Show that the set W = {(a, b, c) : a - 3b + 4c = 0, for all a, b, c ∈ R} is a sub-space of the 3-tuples vector space V3(R).

In order to prove that W is a sub-space of V3(R), we need to demonstrate that it satisfies the three conditions for a sub-space: closure under addition, closure under scalar multiplication, and contains the zero vector.

Find whether the set of vectors v1 = (1, 2, 1), v2 = (3, 1, 5) and v3 = (3, -4, 7) is linearly independent or dependent.

The set of vectors is linearly independent if the only solution to the equation c1v1 + c2v2 + c3v3 = 0 is c1 = c2 = c3 = 0. Otherwise, the set is linearly dependent.

Prove that the vectors α1 = (1, 2, 3), α2 = (1, 0, 0), α3 = (0, 1, 0), and α4 = (0, 0, 1) in V3(R) form a linearly dependent set.

To prove that the vectors form a linearly dependent set, we need to show that there exist constants c1, c2, c3, and c4, not all zero, such that c1α1 + c2α2 + c3α3 + c4α4 = 0.

Prove that the vectors α1 = (1, 0, -1), α2 = (1, 2, 1), and α3 = (0, -3, 2) form a basis of V3(R).
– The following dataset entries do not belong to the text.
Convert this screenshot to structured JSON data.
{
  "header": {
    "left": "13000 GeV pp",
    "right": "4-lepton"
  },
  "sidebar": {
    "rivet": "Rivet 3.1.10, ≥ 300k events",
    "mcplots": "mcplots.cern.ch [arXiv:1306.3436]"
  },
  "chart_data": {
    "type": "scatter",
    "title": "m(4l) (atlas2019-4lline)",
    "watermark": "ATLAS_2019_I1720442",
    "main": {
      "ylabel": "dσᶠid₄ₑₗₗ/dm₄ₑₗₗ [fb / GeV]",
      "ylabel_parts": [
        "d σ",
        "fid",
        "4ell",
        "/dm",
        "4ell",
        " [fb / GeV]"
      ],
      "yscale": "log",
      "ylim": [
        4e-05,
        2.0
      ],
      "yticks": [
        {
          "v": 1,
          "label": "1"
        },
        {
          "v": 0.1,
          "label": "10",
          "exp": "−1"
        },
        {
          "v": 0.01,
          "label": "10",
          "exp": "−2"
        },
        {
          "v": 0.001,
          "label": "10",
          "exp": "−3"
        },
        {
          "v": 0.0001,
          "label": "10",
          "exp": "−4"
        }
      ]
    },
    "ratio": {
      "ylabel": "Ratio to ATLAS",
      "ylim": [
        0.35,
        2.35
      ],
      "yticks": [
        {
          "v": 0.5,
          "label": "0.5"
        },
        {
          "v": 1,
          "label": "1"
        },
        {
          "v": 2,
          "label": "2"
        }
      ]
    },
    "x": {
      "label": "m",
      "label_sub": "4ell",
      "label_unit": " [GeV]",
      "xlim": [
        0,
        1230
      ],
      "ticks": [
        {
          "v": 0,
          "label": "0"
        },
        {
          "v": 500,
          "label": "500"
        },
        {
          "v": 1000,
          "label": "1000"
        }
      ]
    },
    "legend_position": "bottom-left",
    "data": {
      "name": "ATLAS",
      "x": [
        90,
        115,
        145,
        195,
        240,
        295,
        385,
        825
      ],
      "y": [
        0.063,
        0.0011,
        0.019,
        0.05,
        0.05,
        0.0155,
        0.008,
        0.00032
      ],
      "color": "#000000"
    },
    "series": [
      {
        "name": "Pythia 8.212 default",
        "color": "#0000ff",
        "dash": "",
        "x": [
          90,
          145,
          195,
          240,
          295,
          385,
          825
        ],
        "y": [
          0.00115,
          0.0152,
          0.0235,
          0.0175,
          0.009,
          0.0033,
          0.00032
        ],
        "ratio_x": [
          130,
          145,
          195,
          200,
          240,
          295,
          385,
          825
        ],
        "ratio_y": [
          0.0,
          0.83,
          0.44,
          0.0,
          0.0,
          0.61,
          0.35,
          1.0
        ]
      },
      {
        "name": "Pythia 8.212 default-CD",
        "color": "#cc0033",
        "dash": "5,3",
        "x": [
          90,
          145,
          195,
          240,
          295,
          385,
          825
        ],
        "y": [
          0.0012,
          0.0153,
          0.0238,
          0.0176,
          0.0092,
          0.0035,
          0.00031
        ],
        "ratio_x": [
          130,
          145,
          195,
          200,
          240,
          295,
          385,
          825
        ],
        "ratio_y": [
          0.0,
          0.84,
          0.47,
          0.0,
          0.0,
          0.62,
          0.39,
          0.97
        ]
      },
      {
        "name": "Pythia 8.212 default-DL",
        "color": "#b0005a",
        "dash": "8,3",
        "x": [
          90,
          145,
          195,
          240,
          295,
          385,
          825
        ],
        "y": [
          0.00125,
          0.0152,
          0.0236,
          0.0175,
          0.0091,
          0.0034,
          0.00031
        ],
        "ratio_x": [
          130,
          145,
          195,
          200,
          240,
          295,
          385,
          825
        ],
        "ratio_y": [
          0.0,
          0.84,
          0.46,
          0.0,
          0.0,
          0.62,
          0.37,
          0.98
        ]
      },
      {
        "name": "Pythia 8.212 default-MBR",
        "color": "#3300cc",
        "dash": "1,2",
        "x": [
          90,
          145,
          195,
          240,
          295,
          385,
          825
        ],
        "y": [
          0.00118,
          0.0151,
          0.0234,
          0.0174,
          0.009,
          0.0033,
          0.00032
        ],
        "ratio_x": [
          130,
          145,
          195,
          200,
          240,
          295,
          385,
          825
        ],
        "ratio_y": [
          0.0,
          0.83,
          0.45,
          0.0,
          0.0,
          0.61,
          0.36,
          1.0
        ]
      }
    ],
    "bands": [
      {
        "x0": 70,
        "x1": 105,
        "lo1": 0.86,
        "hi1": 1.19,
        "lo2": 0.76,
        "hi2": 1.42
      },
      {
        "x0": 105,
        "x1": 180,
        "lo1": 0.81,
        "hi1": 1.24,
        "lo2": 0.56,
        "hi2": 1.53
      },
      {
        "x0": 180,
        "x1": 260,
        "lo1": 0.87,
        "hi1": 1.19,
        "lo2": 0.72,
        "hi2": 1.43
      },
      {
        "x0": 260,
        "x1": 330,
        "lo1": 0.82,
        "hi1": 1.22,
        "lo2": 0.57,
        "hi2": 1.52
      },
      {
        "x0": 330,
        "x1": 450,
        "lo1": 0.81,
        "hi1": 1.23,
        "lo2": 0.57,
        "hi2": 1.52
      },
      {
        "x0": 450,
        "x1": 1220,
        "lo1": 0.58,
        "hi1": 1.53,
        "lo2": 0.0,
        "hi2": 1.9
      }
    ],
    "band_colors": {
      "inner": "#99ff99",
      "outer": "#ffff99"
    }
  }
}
To prove that the vectors form a basis, we need to show that they are linearly independent and span V3(R).

Show that the vectors (1, 0, 0), (1, 1, 0), and (1, 1, 1) form a basis for R3.

To show that the vectors form a basis, we need to demonstrate that they are linearly independent and span R3.

Show that the vectors (2, 1, 4), (1, -1, 2), and (3, 1, -2) form a basis for R3.

To show that the vectors form a basis, we need to demonstrate that they are linearly independent and span R3.

Prove that the mapping T: V3(R) → V3(R), defined as T(x1, x2, x3) = (x1 - x2 + x3, -x2), for all x1, x2, x3 ∈ R, is a linear transformation.

To prove that T is a linear transformation, we need to show that it satisfies the two conditions: T(u + v) = T(u) + T(v) and T(kv) = kT(v).

Prove that the mapping T: R2 → R3, defined by T(a, b) = (a - b, b - a, -a), for all a, b ∈ R, is a linear transformation.

To prove that T is a linear transformation, we need to show that it satisfies the two conditions: T(u + v) = T(u) + T(v) and T(kv) = kT(v).

Find the value of H0(x), H1(x), H2(x), H3(x), and H4(x).

The values of H0(x), H1(x), H2(x), H3(x), and H4(x) can be found using the recurrence relation and formulas for Hermite polynomials.